After a great deal of thought, during which he waited silently and patiently, I slowly nodded my head and said, “Okay, yes, you can stay.” And he did, teaching me many lessons about pain. One of them is here on this blog. It’s the story of the little seed (Story Time, Sept.23, 2008), and I learned that story as I weeded the huge garden my husband had planted, with my dog following along slowly beside me, and Pain’s deep gentle voice accompanying me the entire time.
He has never left me and has taught me many things and in many ways. I had always thought that the tigers I saw at the zoo, suffered a great deal from their captivity. Just looking at them, I could see how their skin was slack, hanging from their bellies and had thought it was because, in captivity, they couldn’t run freely and so their skin and perhaps, even some muscle had gone slack in the process. Not so. That is a natural condition, meant to secure life and help in survival. Big cats are predators and that means they hunt to live, battling other wild creatures for the very food that will sustain them. That slack skin and fur is meant to preserve and protect vital organs during that continuous battle. I had to learn the same lesson: not to live so close to my skin and the skin (surface) of my own life.

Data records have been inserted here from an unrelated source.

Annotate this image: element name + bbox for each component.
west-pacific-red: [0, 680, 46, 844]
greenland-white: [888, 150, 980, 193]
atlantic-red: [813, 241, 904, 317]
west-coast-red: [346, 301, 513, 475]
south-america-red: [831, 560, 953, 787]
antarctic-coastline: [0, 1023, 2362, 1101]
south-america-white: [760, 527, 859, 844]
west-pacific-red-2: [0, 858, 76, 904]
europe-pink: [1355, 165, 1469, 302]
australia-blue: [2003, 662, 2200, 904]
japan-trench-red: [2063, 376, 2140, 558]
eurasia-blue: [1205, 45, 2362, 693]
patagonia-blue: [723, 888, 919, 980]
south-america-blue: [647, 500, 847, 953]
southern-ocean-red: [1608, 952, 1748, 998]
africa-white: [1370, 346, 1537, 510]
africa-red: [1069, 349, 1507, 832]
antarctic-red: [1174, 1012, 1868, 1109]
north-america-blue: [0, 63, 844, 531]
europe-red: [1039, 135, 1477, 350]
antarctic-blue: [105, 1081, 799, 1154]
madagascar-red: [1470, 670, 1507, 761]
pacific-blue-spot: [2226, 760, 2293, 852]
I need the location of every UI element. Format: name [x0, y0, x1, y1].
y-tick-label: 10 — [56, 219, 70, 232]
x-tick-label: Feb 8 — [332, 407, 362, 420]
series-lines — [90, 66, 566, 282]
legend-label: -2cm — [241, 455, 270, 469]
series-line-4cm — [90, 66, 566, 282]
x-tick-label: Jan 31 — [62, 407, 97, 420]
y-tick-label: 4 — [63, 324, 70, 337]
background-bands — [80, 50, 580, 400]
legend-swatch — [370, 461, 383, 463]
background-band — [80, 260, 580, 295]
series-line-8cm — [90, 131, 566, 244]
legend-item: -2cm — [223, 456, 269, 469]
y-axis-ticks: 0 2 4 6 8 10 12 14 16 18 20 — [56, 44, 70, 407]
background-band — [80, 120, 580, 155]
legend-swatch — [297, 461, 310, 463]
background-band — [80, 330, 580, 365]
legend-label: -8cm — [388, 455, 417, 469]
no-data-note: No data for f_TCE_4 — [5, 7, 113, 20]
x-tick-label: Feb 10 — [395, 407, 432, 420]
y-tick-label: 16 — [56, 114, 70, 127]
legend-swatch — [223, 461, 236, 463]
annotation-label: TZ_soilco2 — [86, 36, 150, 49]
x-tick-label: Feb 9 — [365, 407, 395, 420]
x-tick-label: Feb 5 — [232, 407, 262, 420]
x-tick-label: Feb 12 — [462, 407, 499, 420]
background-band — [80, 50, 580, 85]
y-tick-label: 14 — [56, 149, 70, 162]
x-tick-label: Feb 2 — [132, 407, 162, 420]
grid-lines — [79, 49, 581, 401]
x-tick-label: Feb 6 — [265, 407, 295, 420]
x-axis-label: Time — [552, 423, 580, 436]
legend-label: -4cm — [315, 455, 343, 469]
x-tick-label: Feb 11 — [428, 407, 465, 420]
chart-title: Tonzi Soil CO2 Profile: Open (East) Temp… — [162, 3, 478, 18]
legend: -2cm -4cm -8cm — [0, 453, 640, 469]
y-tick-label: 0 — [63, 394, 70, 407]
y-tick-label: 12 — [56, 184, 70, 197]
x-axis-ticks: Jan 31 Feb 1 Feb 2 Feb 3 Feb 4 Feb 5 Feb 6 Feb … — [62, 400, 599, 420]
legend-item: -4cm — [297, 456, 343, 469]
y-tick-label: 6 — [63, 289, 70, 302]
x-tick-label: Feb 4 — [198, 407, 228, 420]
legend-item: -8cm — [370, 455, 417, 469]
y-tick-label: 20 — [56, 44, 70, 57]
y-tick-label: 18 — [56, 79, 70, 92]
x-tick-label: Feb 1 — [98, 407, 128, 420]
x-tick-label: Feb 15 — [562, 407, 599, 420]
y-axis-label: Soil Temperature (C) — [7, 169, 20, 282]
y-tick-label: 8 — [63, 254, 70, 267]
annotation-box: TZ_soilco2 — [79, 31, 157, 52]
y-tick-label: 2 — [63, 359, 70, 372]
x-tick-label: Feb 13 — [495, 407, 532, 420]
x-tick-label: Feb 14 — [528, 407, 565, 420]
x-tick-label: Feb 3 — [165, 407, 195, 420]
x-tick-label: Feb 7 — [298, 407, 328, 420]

I did get a second opinion from a Rheumatologist. He took magnified x-rays of my hands and found no distortion of any kind, which would definitely appear if I had Rheumatoid. He suggested that I might be suffering from a sleep disorder that actually mimics arthritis conditions in lab tests. My own doctor said that that sounded fishy. But the pain did diminish to its usual, and mostly, tolerable level.
Several years later, I entered college and took some basic courses in psychology. One of them was about different personality theories, and the men who had defined them. One of those men was Carl Gustav Jung, and I read about how he felt that each individual actually held a ‘guru’ within their psyche. A voice that spoke to the answers we all search for. But, a voice that could only be heard if one got still and quiet in some form of meditation. I knew my guru, he didn’t look like a Tibetan monk, he was a huge Siberian Tiger, named Pain.
While I taught for several years, I actually led groups of people through imaging techniques that I had come to understand were called “spontaneous imagery,” or “guided imagery.” Imagine my surprise, when one night after class, a shy quiet woman approached me with a question. She said that while following the sound of my voice, really getting into her own inner space, she was shocked to find herself, face to face with a great big tiger. She wanted to know if that was okay, and if it was, what she should do next? I laughed out loud, told her of my own experience, and advised her to go home, get quiet, and ask him his name.